El combo mallorquín coronó su exquisita y poco conocida discografía con un delicioso tratado de pop singularmente mestizo.
La historia del pop español está repleta de renglones torcidos, apuntes en los márgenes y notas a pie de página que han pasado injustamente inadvertidas. Bandas, formaciones, grupos de culto que ni siquiera han gozado del misérrimo honor del one hit wonder patrio, pese a lucir trabajos memorables en su currículo. Las causas no siempre son exógenas, ojo: nada más lejos de nuestra intención que empatizar con el victimismo o con un mal entendido malditismo. Muchas veces son los propios músicos quienes, sin quererlo, se autosabotean porque lo único que dominan es el arte de la canción, y no el de la promoción. Y con eso, con la escritura, debería bastar en un mundo menos prosaico. No suele ser así, desgraciadamente.
No sabemos – y tampoco importa mucho a estas alturas, la verdad – si ese es el caso de Xisco Albéniz y La Búsqueda, pero sí tenemos conciencia de que su escasa discografía siempre mereció algo más. Hicieron músicas del mundo cuando prácticamente nadie las llamaba así. Publicaron en México y giraron por media Europa. Contaron con el apoyo de DRO para sus primeros trabajos, a finales de los ochenta, con producción de Ramón Godes (Malevaje, entre mil historias más), y podrían haber compartido algunos de los aplausos por hornear parte de ese pastel de músicas mestizas y de influjo latino que tanto gratinaron en su momento Radio Futura o Los Coyotes. Pero no hubo manera. Quizá su insularidad tuviera algo que ver.
Los Penitentes (Grabaciones en el Mar, 2004) puede no ser el mejor disco de los mallorquines. De hecho, ahí está el magistral La rueda de la fortuna (Tres Cipreses, 1991), su sensacional debut. Pero sí es aquel – disculpen – con el que un servidor les descubrió. Para entonces, ya se habían convertido en un proyecto tan intermitente como el Guadiana. Sin embargo, si cualquiera de ustedes escuchara este disco sin ninguna clase de información previa, les resultaría muy difícil saber en qué año o en qué enclave geográfico ubicarlo. Y ahí radica gran parte de su hechizo.
La voz grave y dúctil de Albéniz, sus elaborados textos, la trompeta mariachi de Joan Taberner, la voz de Arantxa Andreu, los espléndidos arreglos de cuerda que armonizan el cello de Rosa Cañellas, la viola de Sión Frau y los violines de Zoriana Ivaniv y Luisa Núñez… todos los hados se conjuraron para dar forma a un disco espléndido, compendio de efluvios mediterráneos, chicanos y nazaríes, gloriosamente inclasificable e indefinible.
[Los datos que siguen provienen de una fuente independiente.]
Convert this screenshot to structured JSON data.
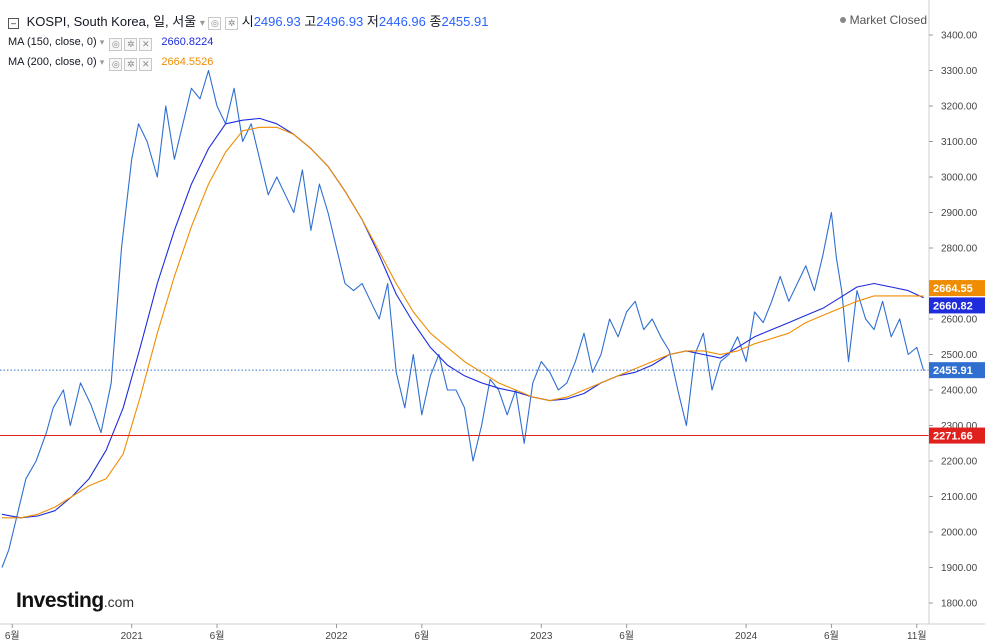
{
  "header": {
    "symbol": "KOSPI, South Korea, 일, 서울",
    "open_label": "시",
    "open": "2496.93",
    "high_label": "고",
    "high": "2496.93",
    "low_label": "저",
    "low": "2446.96",
    "close_label": "종",
    "close": "2455.91"
  },
  "status": "Market Closed",
  "indicators": [
    {
      "label": "MA (150, close, 0)",
      "value": "2660.8224",
      "color": "#1e2cdb"
    },
    {
      "label": "MA (200, close, 0)",
      "value": "2664.5526",
      "color": "#f08c00"
    }
  ],
  "logo": {
    "text": "Investing",
    "suffix": ".com"
  },
  "chart_data": {
    "type": "line",
    "ylim": [
      1750,
      3450
    ],
    "y_ticks": [
      1800,
      1900,
      2000,
      2100,
      2200,
      2300,
      2400,
      2500,
      2600,
      2700,
      2800,
      2900,
      3000,
      3100,
      3200,
      3300,
      3400
    ],
    "y_tick_labels": [
      "1800.00",
      "1900.00",
      "2000.00",
      "2100.00",
      "2200.00",
      "2300.00",
      "2400.00",
      "2500.00",
      "2600.00",
      "2700.00",
      "2800.00",
      "2900.00",
      "3000.00",
      "3100.00",
      "3200.00",
      "3300.00",
      "3400.00"
    ],
    "x_ticks": [
      {
        "t": 0.0,
        "label": "6월"
      },
      {
        "t": 7.0,
        "label": "2021"
      },
      {
        "t": 12.0,
        "label": "6월"
      },
      {
        "t": 19.0,
        "label": "2022"
      },
      {
        "t": 24.0,
        "label": "6월"
      },
      {
        "t": 31.0,
        "label": "2023"
      },
      {
        "t": 36.0,
        "label": "6월"
      },
      {
        "t": 43.0,
        "label": "2024"
      },
      {
        "t": 48.0,
        "label": "6월"
      },
      {
        "t": 53.0,
        "label": "11월"
      }
    ],
    "x_unit": "months since Jun 2020",
    "xlim": [
      -0.6,
      53.6
    ],
    "series": [
      {
        "name": "KOSPI",
        "color": "#2f6fd0",
        "x": [
          -0.6,
          -0.2,
          0.2,
          0.8,
          1.4,
          2.0,
          2.4,
          3.0,
          3.4,
          4.0,
          4.6,
          5.2,
          5.8,
          6.4,
          7.0,
          7.4,
          7.9,
          8.5,
          9.0,
          9.5,
          10.0,
          10.5,
          11.0,
          11.5,
          12.0,
          12.5,
          13.0,
          13.5,
          14.0,
          14.5,
          15.0,
          15.5,
          16.0,
          16.5,
          17.0,
          17.5,
          18.0,
          18.5,
          19.0,
          19.5,
          20.0,
          20.5,
          21.0,
          21.5,
          22.0,
          22.5,
          23.0,
          23.5,
          24.0,
          24.5,
          25.0,
          25.5,
          26.0,
          26.5,
          27.0,
          27.5,
          28.0,
          28.5,
          29.0,
          29.5,
          30.0,
          30.5,
          31.0,
          31.5,
          32.0,
          32.5,
          33.0,
          33.5,
          34.0,
          34.5,
          35.0,
          35.5,
          36.0,
          36.5,
          37.0,
          37.5,
          38.0,
          38.5,
          39.0,
          39.5,
          40.0,
          40.5,
          41.0,
          41.5,
          42.0,
          42.5,
          43.0,
          43.5,
          44.0,
          44.5,
          45.0,
          45.5,
          46.0,
          46.5,
          47.0,
          47.5,
          48.0,
          48.3,
          48.6,
          49.0,
          49.5,
          50.0,
          50.5,
          51.0,
          51.5,
          52.0,
          52.5,
          53.0,
          53.4
        ],
        "values": [
          1900,
          1950,
          2030,
          2150,
          2200,
          2280,
          2350,
          2400,
          2300,
          2420,
          2360,
          2280,
          2420,
          2800,
          3050,
          3150,
          3100,
          3000,
          3200,
          3050,
          3150,
          3250,
          3220,
          3300,
          3200,
          3150,
          3250,
          3100,
          3150,
          3050,
          2950,
          3000,
          2950,
          2900,
          3020,
          2850,
          2980,
          2900,
          2800,
          2700,
          2680,
          2700,
          2650,
          2600,
          2700,
          2450,
          2350,
          2500,
          2330,
          2440,
          2500,
          2400,
          2400,
          2350,
          2200,
          2300,
          2430,
          2400,
          2330,
          2400,
          2250,
          2420,
          2480,
          2450,
          2400,
          2420,
          2480,
          2560,
          2450,
          2500,
          2600,
          2550,
          2620,
          2650,
          2570,
          2600,
          2550,
          2510,
          2400,
          2300,
          2500,
          2560,
          2400,
          2480,
          2500,
          2550,
          2480,
          2620,
          2590,
          2650,
          2720,
          2650,
          2700,
          2750,
          2680,
          2780,
          2900,
          2770,
          2680,
          2480,
          2680,
          2600,
          2570,
          2650,
          2550,
          2600,
          2500,
          2520,
          2455
        ]
      },
      {
        "name": "MA (150, close, 0)",
        "color": "#1e2cdb",
        "x": [
          -0.6,
          0.5,
          1.5,
          2.5,
          3.5,
          4.5,
          5.5,
          6.5,
          7.5,
          8.5,
          9.5,
          10.5,
          11.5,
          12.5,
          13.5,
          14.5,
          15.5,
          16.5,
          17.5,
          18.5,
          19.5,
          20.5,
          21.5,
          22.5,
          23.5,
          24.5,
          25.5,
          26.5,
          27.5,
          28.5,
          29.5,
          30.5,
          31.5,
          32.5,
          33.5,
          34.5,
          35.5,
          36.5,
          37.5,
          38.5,
          39.5,
          40.5,
          41.5,
          42.5,
          43.5,
          44.5,
          45.5,
          46.5,
          47.5,
          48.5,
          49.5,
          50.5,
          51.5,
          52.5,
          53.4
        ],
        "values": [
          2050,
          2040,
          2045,
          2060,
          2100,
          2150,
          2230,
          2350,
          2520,
          2700,
          2850,
          2980,
          3080,
          3150,
          3160,
          3165,
          3150,
          3120,
          3080,
          3030,
          2960,
          2880,
          2780,
          2670,
          2590,
          2520,
          2470,
          2440,
          2420,
          2405,
          2395,
          2380,
          2370,
          2375,
          2390,
          2420,
          2440,
          2450,
          2470,
          2500,
          2510,
          2500,
          2490,
          2520,
          2550,
          2570,
          2590,
          2610,
          2630,
          2660,
          2690,
          2700,
          2690,
          2680,
          2660
        ]
      },
      {
        "name": "MA (200, close, 0)",
        "color": "#f08c00",
        "x": [
          -0.6,
          0.5,
          1.5,
          2.5,
          3.5,
          4.5,
          5.5,
          6.5,
          7.5,
          8.5,
          9.5,
          10.5,
          11.5,
          12.5,
          13.5,
          14.5,
          15.5,
          16.5,
          17.5,
          18.5,
          19.5,
          20.5,
          21.5,
          22.5,
          23.5,
          24.5,
          25.5,
          26.5,
          27.5,
          28.5,
          29.5,
          30.5,
          31.5,
          32.5,
          33.5,
          34.5,
          35.5,
          36.5,
          37.5,
          38.5,
          39.5,
          40.5,
          41.5,
          42.5,
          43.5,
          44.5,
          45.5,
          46.5,
          47.5,
          48.5,
          49.5,
          50.5,
          51.5,
          52.5,
          53.4
        ],
        "values": [
          2040,
          2040,
          2050,
          2070,
          2100,
          2130,
          2150,
          2220,
          2380,
          2560,
          2720,
          2860,
          2980,
          3070,
          3130,
          3140,
          3140,
          3120,
          3080,
          3030,
          2960,
          2880,
          2790,
          2700,
          2620,
          2560,
          2520,
          2480,
          2450,
          2420,
          2400,
          2380,
          2370,
          2380,
          2400,
          2420,
          2440,
          2460,
          2480,
          2500,
          2510,
          2510,
          2500,
          2510,
          2530,
          2545,
          2560,
          2590,
          2610,
          2630,
          2650,
          2665,
          2665,
          2665,
          2664.55
        ]
      }
    ],
    "reference_lines": [
      {
        "value": 2455.91,
        "style": "dotted",
        "color": "#2f6fd0",
        "label": "2455.91"
      },
      {
        "value": 2271.66,
        "style": "solid",
        "color": "#e0201c",
        "label": "2271.66"
      }
    ],
    "price_tags": [
      {
        "value": 2664.55,
        "label": "2664.55",
        "color": "#f08c00"
      },
      {
        "value": 2660.82,
        "label": "2660.82",
        "color": "#1e2cdb"
      },
      {
        "value": 2455.91,
        "label": "2455.91",
        "color": "#2f6fd0"
      },
      {
        "value": 2271.66,
        "label": "2271.66",
        "color": "#e0201c"
      }
    ]
  }
}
Un trabajo fragante y sensual, luminoso y nocturno a la vez, tan bastardo y mestizo como los de los valencianos Terminal Sur (por rebuscar en el tiempo) o los catalanes Flamaradas (por no movernos del presente), otros ilustres parias en cuya gloria nunca pensó el destino, siempre tan jodidamente puñetero.
“A la memoria de los que se fueron en silencio, hacia lo alto y en soledad”, rezaba la dedicatoria final de este disco. Cualquiera diría que, en lugar de ser escrito en 2004, lo hubiera sido en 2020 o 2021. Hasta en eso fue certero.